Ta_res50 = resnet50(num_classes=10)
paddle.Model(Ta_res50).summary((1,3,224,224))

Cifar10数据准备

import paddle.vision.transforms as T
from paddle.vision.datasets import Cifar10
paddle.set_device('gpu')

# 数据准备
transform = T.Compose([
    T.Resize(size=(224,224)),
    T.Normalize(mean=[0.485, 0.456, 0.406], std=[0.229, 0.224, 0.225],data_format='HWC'),
    T.ToTensor()
])

train_dataset = Cifar10(mode='train', transform=transform)
train_loader = paddle.io.DataLoader(train_dataset, batch_size=64, shuffle=True, drop_last=True)

ResNet18在Cifar10训练

# 模型准备
res50 = paddle.vision.models.resnet18(num_classes=10)
res50.train()


# 训练准备
epoch_num = 10
optim = paddle.optimizer.Adam(learning_rate=0.001,parameters=res50.parameters())
loss_fn = paddle.nn.CrossEntropyLoss()

res50_loss = []
res50_acc = []

for epoch in range(epoch_num):
    for batch_id, data in enumerate(train_loader):
        inputs = data[0]            
        labels = data[1].unsqueeze(1)            
        predicts = res50(inputs)    

        loss = loss_fn(predicts, labels)
        acc = paddle.metric.accuracy(predicts, labels)
        loss.backward()

        if batch_id % 100 == 0: 
            print("epoch: {}, batch_id: {}, loss is: {}, acc is: {}".format(epoch, batch_id, loss.numpy(), acc.numpy()))

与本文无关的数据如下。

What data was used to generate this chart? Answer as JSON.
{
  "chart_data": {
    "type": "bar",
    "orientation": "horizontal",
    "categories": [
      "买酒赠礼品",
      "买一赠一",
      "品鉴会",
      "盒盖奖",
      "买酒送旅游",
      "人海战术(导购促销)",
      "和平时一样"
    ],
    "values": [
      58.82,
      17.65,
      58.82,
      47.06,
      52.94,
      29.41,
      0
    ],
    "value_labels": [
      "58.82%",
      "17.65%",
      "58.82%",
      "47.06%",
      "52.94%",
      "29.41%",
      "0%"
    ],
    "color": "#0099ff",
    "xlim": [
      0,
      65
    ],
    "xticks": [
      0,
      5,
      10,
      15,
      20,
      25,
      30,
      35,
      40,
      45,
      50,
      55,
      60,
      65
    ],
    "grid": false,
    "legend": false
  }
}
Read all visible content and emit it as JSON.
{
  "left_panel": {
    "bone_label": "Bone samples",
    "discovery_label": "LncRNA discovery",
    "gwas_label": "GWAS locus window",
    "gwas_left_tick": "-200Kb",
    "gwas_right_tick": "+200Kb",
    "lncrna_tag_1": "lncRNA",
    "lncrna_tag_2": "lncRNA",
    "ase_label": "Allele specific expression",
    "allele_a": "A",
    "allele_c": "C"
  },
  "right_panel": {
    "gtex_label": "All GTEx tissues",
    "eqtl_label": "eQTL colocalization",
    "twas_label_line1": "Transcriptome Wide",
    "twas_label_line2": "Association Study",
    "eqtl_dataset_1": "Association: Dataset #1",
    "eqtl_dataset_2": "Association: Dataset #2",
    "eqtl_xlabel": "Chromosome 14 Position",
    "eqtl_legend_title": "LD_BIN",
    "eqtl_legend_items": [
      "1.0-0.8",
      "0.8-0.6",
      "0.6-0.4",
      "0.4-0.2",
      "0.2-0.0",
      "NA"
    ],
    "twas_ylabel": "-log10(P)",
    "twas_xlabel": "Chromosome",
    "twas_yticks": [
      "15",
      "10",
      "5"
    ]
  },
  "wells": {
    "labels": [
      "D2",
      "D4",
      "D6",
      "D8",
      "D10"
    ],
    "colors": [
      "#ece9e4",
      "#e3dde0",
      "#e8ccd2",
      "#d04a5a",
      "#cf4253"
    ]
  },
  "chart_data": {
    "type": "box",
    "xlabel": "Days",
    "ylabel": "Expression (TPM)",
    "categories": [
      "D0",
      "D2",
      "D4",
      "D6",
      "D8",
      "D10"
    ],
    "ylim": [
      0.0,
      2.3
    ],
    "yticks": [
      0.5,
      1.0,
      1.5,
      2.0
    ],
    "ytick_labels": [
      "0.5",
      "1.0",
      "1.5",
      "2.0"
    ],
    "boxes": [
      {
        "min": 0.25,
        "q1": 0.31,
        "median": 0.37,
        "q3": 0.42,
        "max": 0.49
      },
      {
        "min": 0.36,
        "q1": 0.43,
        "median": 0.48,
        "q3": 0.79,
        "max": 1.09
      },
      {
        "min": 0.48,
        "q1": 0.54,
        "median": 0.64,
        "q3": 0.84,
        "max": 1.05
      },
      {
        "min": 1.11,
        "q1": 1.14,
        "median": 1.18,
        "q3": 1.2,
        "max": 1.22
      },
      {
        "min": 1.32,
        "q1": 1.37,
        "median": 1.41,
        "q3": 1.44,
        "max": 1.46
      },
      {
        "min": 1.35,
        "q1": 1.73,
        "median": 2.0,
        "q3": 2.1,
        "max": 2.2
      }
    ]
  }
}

        if batch_id % 20 == 0:

            res50_loss.append(loss.numpy())
            res50_acc.append(acc.numpy())

        optim.step()
        optim.clear_grad()

TA_ResNet18在Cifar10数据集训练

# 模型准备
ta_res50 = resnet18(num_classes=10)
ta_res50.train()

# 训练准备
epoch_num = 10
optim = paddle.optimizer.Adam(learning_rate=0.001,parameters=ta_res50.parameters())
loss_fn = paddle.nn.CrossEntropyLoss()

ta_res50_loss = []
ta_res50_acc = []

for epoch in range(epoch_num):
    for batch_id, data in enumerate(train_loader):
        inputs = data[0]            
        labels = data[1].unsqueeze(1)            
        predicts = ta_res50(inputs)    

        loss = loss_fn(predicts, labels)
        acc = paddle.metric.accuracy(predicts, labels)
        loss.backward()

        if batch_id % 100 == 0: 
            print("epoch: {}, batch_id: {}, loss is: {}, acc is: {}".format(epoch, batch_id, loss.numpy(), acc.numpy()))
            
        if batch_id % 20 == 0:
            ta_res50_loss.append(loss.numpy())
            ta_res50_acc.append(acc.numpy())

        optim.step()
        optim.clear_grad()

绘制 ResNet18 和 TA_ResNet18 训练曲线

import matplotlib.pyplot as plt

plt.figure(figsize=(18,12))
plt.subplot(211)

plt.xlabel('iter')
plt.ylabel('loss')
plt.title('train loss')

x=range(len(ta_res50_loss))
plt.plot(x,res50_loss,color='b',label='ResNet18')
plt.plot(x,ta_res50_loss,color='r',label='ResNet18 + TA')

plt.legend()
plt.grid()

plt.subplot(212)
plt.xlabel('iter')
plt.ylabel('acc')
plt.title('train acc')

x=range(len(ta_res50_acc))
plt.plot(x, res50_acc, color='b',label='ResNet18')
plt.plot(x, ta_res50_acc, color='r',label='ResNet18 + CA')

plt.legend()
plt.grid()

plt.show()